Tuesday, July 04, 2006

Three of my Poems Get Picked up.

The Arabesques Review has accepted three of my poems for publication. The poems in question are: “The 30Hz Hypothesis" (which was previously published in Shenandoah in 2005), "The Shroud" and "N° 249 on the S.S. Saturnia”. Kinda excited about this as I haven't been sending out many submissions lately.

Monday, July 03, 2006

"McPoems"

" The democratic nature [of poetry] is best exemplified in the prevalence of the creative writing workshop where poems are subjected to a majority rule rather than the individual voice of the poet. This "poetry by committee" results in poems that have been mediocratized to the point that they all begin to look alike, and any sense of an individual voice is lost.

Donald Hall calls these workshop generations, "McPoems." As Doug Treem once said, "It's like using McDonald's to rid the world of hunger." One cannot cure society's ills by force feeding them food lacking in substance". Rather, we hear Kenneth Patchen's admonishment: "The one who comes to question himself has cared for mankind." Poets must search within themselves in order to tap into the Muse and allow it to flourish in their lives and more importantly in the life of their poetry. It is this inward going, as Rainer Maria Rilke admonishes when he says "go into yourself," that is missing in contemporary American poetry. "


----------------Raymond P. Hammond: Editor of The NewYork Quarterly

Sunday, July 02, 2006

Poetry by Committee?

Suzanne Frischkorn’s latest post: “Who Do You Share Your Poems With?”, is an intriguing one. It forced me to answer a question that exploded (or perhaps imploded) into many other concerns with regards to poetics & my poetry. I found the responses to the question posed by Suzanne at least as interesting as the original one.

What is implicit in the query is the importance of the process of revision that every poet must face when considering an early draft of a poem or one that is in the “not just there yet” category. The question here is: Is feedback a necessary evil (or an evil at all for that matter)? Some of the poets that responded to the question believe that a reader’s reaction to their work is beneficial while others would rather figure it out themselves trying to exclude the possibility that their poetry be tinged (tainted?) by an outside source.

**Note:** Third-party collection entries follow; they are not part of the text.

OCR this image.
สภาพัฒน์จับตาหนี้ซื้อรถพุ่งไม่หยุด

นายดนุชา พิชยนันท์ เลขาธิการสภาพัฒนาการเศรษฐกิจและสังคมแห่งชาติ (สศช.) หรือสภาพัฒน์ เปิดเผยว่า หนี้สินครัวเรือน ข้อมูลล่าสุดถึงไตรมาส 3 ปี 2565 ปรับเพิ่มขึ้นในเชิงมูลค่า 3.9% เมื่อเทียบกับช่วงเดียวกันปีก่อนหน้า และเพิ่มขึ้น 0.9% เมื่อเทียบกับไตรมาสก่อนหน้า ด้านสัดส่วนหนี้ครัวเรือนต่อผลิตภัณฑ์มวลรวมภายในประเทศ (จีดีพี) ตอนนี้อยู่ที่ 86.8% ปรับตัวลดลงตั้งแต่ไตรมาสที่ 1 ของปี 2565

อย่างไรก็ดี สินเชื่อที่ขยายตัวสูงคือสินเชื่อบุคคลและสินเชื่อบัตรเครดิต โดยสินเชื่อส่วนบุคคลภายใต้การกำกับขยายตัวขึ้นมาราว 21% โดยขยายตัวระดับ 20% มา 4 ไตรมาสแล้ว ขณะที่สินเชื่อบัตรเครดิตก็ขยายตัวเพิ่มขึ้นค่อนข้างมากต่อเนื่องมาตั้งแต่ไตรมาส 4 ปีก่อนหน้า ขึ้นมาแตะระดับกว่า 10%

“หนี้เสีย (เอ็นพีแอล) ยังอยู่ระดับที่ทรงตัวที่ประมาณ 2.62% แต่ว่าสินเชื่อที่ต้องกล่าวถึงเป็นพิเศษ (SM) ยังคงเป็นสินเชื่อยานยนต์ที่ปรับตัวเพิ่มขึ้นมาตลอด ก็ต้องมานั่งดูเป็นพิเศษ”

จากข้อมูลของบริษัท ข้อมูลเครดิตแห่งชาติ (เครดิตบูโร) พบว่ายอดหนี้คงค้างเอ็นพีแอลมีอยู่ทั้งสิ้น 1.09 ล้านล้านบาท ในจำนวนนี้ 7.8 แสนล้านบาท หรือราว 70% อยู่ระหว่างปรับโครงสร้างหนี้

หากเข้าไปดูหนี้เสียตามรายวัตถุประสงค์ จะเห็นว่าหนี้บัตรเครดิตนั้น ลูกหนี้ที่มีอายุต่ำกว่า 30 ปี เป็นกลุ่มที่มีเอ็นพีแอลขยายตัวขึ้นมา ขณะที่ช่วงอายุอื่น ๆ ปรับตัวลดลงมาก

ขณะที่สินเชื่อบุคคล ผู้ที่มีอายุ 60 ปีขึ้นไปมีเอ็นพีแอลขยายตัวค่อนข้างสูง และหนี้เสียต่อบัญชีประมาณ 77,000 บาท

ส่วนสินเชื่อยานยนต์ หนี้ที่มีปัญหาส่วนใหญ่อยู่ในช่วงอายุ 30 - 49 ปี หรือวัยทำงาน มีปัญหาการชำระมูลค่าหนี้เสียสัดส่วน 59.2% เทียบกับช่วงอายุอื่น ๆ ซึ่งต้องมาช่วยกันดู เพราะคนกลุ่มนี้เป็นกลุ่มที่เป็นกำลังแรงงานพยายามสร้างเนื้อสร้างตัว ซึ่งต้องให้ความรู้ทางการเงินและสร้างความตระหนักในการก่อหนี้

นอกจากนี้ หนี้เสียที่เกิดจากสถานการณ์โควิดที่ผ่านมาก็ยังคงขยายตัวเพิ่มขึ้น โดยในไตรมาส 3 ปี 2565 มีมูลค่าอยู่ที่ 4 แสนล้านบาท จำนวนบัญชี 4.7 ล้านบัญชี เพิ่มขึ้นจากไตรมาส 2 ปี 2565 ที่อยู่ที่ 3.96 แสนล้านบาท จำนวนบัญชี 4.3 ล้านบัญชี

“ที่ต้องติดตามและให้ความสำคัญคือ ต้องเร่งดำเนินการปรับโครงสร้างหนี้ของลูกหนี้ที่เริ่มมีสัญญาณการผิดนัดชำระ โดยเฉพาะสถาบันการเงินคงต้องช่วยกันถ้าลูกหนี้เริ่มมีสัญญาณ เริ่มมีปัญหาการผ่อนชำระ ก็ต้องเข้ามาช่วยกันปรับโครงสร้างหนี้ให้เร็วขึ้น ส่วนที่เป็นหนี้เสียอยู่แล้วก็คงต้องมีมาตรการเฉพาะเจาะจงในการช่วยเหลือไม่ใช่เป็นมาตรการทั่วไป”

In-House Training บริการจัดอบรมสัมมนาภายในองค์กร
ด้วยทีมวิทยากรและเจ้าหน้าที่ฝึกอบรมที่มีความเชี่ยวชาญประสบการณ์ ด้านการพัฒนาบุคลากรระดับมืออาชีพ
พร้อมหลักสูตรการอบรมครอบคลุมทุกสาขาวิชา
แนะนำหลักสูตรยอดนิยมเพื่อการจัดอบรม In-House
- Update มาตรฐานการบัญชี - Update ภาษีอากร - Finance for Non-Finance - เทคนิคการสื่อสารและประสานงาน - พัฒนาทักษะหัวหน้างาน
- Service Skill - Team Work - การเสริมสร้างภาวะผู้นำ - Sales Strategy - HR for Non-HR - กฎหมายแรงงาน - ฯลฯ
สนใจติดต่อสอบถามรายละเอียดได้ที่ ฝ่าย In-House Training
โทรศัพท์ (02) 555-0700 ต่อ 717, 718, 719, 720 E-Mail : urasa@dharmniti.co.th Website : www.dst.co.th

Is a poem that we receive feedback to - no longer “our” poem? Do we sacrifice originality, perhaps even our voice & style - when we open the door to outside critique? What role, if any, should critique of our poetry play in the creative process? Or is critique “anti-creative” leading to a “poetry by committee” paradigm? These concerns all crossed my mind during my scrutiny of the issue.

Yet poets have been critiquing each other’s work for centuries. Surely, this poetic tradition cannot be valueless. I hope to come back to this & post a further analysis.